- Directed by: Tim VandeSteeg
- Written by: Kim Pederson
- Produced by: Tim VandeSteeg Mark Castaldo
- Starring: Terry Hitchcock Teri Sue Hitchcock Chris Hitchcock Jason Hitchcock
- Narrated by: Billy Bob Thornton
- Cinematography: Matt Ehling
- Edited by: David Frank
- Music by: Steve Horner
- Release dates: October 23, 2009 (Austin); March 31, 2011 (United States);
- Running time: 85 minutes
- Country: United States
- Language: English

= My Run =

My Run is a 2009 documentary film directed and produced by Tim VandeSteeg and produced by Mark Castaldo. The film chronicles Terry Hitchcock's journey of completing 75 marathons in 75 consecutive days to raise awareness for single parent families. It first screened at the Austin Film Festival on October 23, 2009.

==Plot==
My Run tells the true story of two journeys.

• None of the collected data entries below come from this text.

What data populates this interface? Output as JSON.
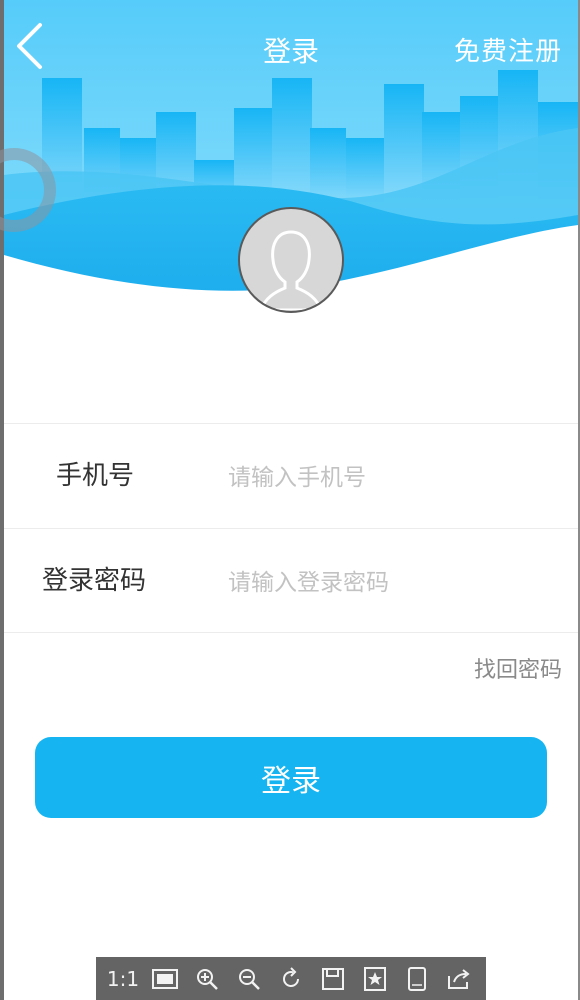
{
  "nav": {
    "back_icon": "chevron-left-icon",
    "title": "登录",
    "register_label": "免费注册"
  },
  "avatar": {
    "icon": "user-silhouette-icon"
  },
  "form": {
    "phone_label": "手机号",
    "phone_placeholder": "请输入手机号",
    "password_label": "登录密码",
    "password_placeholder": "请输入登录密码"
  },
  "forgot_password_label": "找回密码",
  "login_button_label": "登录",
  "viewer_toolbar": {
    "actual_size_label": "1:1",
    "buttons": [
      "fit-screen-icon",
      "zoom-in-icon",
      "zoom-out-icon",
      "rotate-icon",
      "save-icon",
      "bookmark-star-icon",
      "tablet-icon",
      "share-icon"
    ]
  },
  "colors": {
    "header_sky": "#56ccfa",
    "primary": "#16b5f1",
    "text": "#333333",
    "placeholder": "#c2c2c2",
    "toolbar_bg": "#646464"
  }
}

The first, which began in 1984, opens the film when Terry Hitchcock's wife Sue dies of breast cancer. Only a few days later he loses his job. Suddenly, he finds himself alone with his three young children and no income.

The film follows Terry as he learns to function as a single parent, and discovers how difficult it is to maintain and nourish a strong loving family and how faith can be instrumental in strengthening your will to keep moving forward. His experience also teaches him that single parents and their children are unsung everyday heroes.

The film jumps forward to 1996, when Terry takes the first step of his "Mega-Marathon" from Minneapolis to Atlanta. He runs every day, covering the equivalent of a marathon or more for 75 consecutive days to arrive just in time for the summer Olympic Games. He runs in honor of his wife and to bring attention and a voice to the everyday heroes; the single parents and their kids.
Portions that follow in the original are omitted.